The style of blackwork needed to be able to be done on a plain weave linen, rather than an even weave. After searching for examples of Tudor period blackwork, a women’s coif circa 1600 presented a beautiful example of speckled blackwork, where the design was created in outline using stem and/or back stitch, and the figures are given dimension by using tiny speckling stitches to provide shadow. Gostelow explains, “Speckling or ‘seeding’ can also be known as ‘dot stitch’. Tiny straight stitches, worked either at any angle or in geometric formation, provide a most effective filling” (Gostelow, 1998, p. 90).
Ties: The ties at the neck opening were made using fingerloop braids of white linen thread, using the pattern for a ‘lace bend round of 8 bowes’ in the Fingerloop Braid issue of the Compleat Anachronist (Swales & Kuhn Williams, 2000, p. 35).
After the pattern was determined, it was drawn out on paper at 1:1 scale, and traced using a light box onto the uncut fabric. The embroidery was completed, and the partlet then cut out and assembled by hand with white linen thread. Seams were joined with a running stitch, then flat felled to keep from raveling. The lining was assembled in the same manner and joined to the outer decorative layer. All threads were waxed using beeswax. “Before use, linen or silk thread was passed through a lump of beeswax. This strengthened it and helped prevent knots and fraying” (Mikhaila & Malcolm-Davies, 2015, p. 42). The collar has a purchased lace applied as time would not permit making the lace for the edging. The collar was box pleated, and attached between the exterior and lining layers. The ties were placed as the collar was attached. The finished partlet was then ironed and was ready to present to the recipient.
fabric with pattern on it:
My thoughts on conclusion: From the time the decision was made to make a partlet until the date it was needed by, there were two months to complete the work. The embroidery took about 180-200 hours of work, with a little more time needed for the design, and the assembly. This had a large impact on how detailed the piece was able to be, as well as on the use of the light box to trace the pattern, being a purely modern method. I would love to try the prick and pounce method of transferring the design to the fabric, and will do so with a future project. I would also have liked to add more detail to the diagonal lines that separate the elements of the design, perhaps by making them as vines.
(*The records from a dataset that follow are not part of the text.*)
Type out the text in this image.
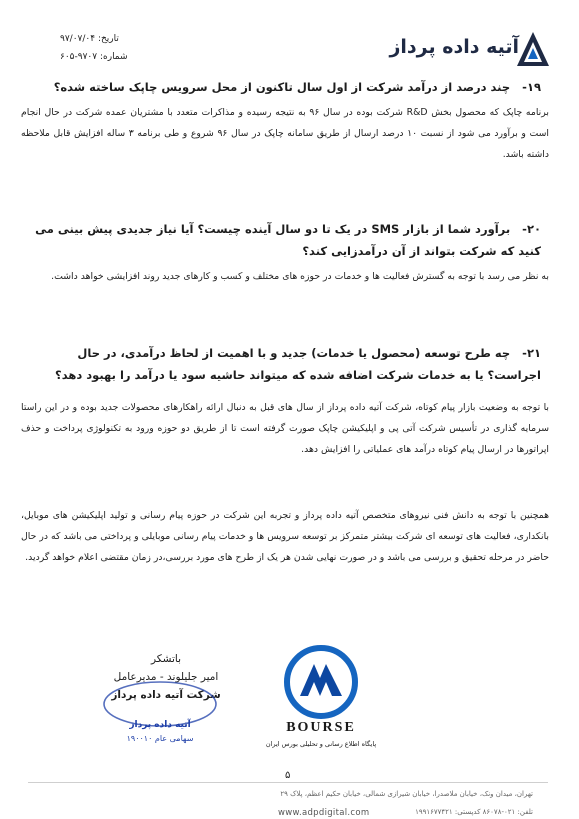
آتیه داده پرداز
تاریخ: ۹۷/۰۷/۰۴
شماره: ۹۷۰۷-۶۰۵
۱۹- چند درصد از درآمد شرکت از اول سال تاکنون از محل سرویس چاپک ساخته شده؟
برنامه چاپک که محصول بخش R&D شرکت بوده در سال ۹۶ به نتیجه رسیده و مذاکرات متعدد با مشتریان عمده شرکت در حال انجام است و برآورد می شود از نسبت ۱۰ درصد ارسال از طریق سامانه چاپک در سال ۹۶ شروع و طی برنامه ۳ ساله افزایش قابل ملاحظه داشته باشد.
۲۰- برآورد شما از بازار SMS در یک تا دو سال آینده چیست؟ آیا نیاز جدیدی پیش بینی می کنید که شرکت بتواند از آن درآمدزایی کند؟
به نظر می رسد با توجه به گسترش فعالیت ها و خدمات در حوزه های مختلف و کسب و کارهای جدید روند افزایشی خواهد داشت.
۲۱- چه طرح توسعه (محصول یا خدمات) جدید و با اهمیت از لحاظ درآمدی، در حال اجراست؟ یا به خدمات شرکت اضافه شده که میتواند حاشیه سود یا درآمد را بهبود دهد؟
با توجه به وضعیت بازار پیام کوتاه، شرکت آتیه داده پرداز از سال های قبل به دنبال ارائه راهکارهای محصولات جدید بوده و در این راستا سرمایه گذاری در تأسیس شرکت آتی پی و اپلیکیشن چاپک صورت گرفته است تا از طریق دو حوزه ورود به تکنولوژی پرداخت و حذف اپراتورها در ارسال پیام کوتاه درآمد های عملیاتی را افزایش دهد.
همچنین با توجه به دانش فنی نیروهای متخصص آتیه داده پرداز و تجربه این شرکت در حوزه پیام رسانی و تولید اپلیکیشن های موبایل، بانکداری، فعالیت های توسعه ای شرکت بیشتر متمرکز بر توسعه سرویس ها و خدمات پیام رسانی موبایلی و پرداختی می باشد که در حال حاضر در مرحله تحقیق و بررسی می باشد و در صورت نهایی شدن هر یک از طرح های مورد بررسی،در زمان مقتضی اعلام خواهد گردید.
باتشکر
امیر جلیلوند - مدیرعامل
شرکت آتیه داده پرداز
آتیه داده پرداز
سهامی عام ۱۹۰۰۱۰
BOURSE
پایگاه اطلاع رسانی و تحلیلی بورس ایران
۵
تهران، میدان ونک، خیابان ملاصدرا، خیابان شیرازی شمالی، خیابان حکیم اعظم، پلاک ۲۹
www.adpdigital.com	تلفن: ۰۲۱-۸۶۰۷۸ کدپستی: ۱۹۹۱۶۷۷۴۲۱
And, lastly, I would have liked to use more extensive speckling as a technique to add shadow and depth to the elements of the design.
I like the appearance of the alternating pattern of goldwork and blackwork. The use of the gold glass beads, while used within the Tudor period, are much less noticeable than spangles might have been. I would try to obtain spangles for any similar project in the future.
Overall, I am pleased with the final product. I researched in advance of starting the project, and while some choices were guided by both limited time and the designated use of this partlet, the remainder of the decisions were guided by studying blackwork embroidery and linen partlets in the Tudor period. This allowed the partlet to bear resemblance to those found in the art of the era.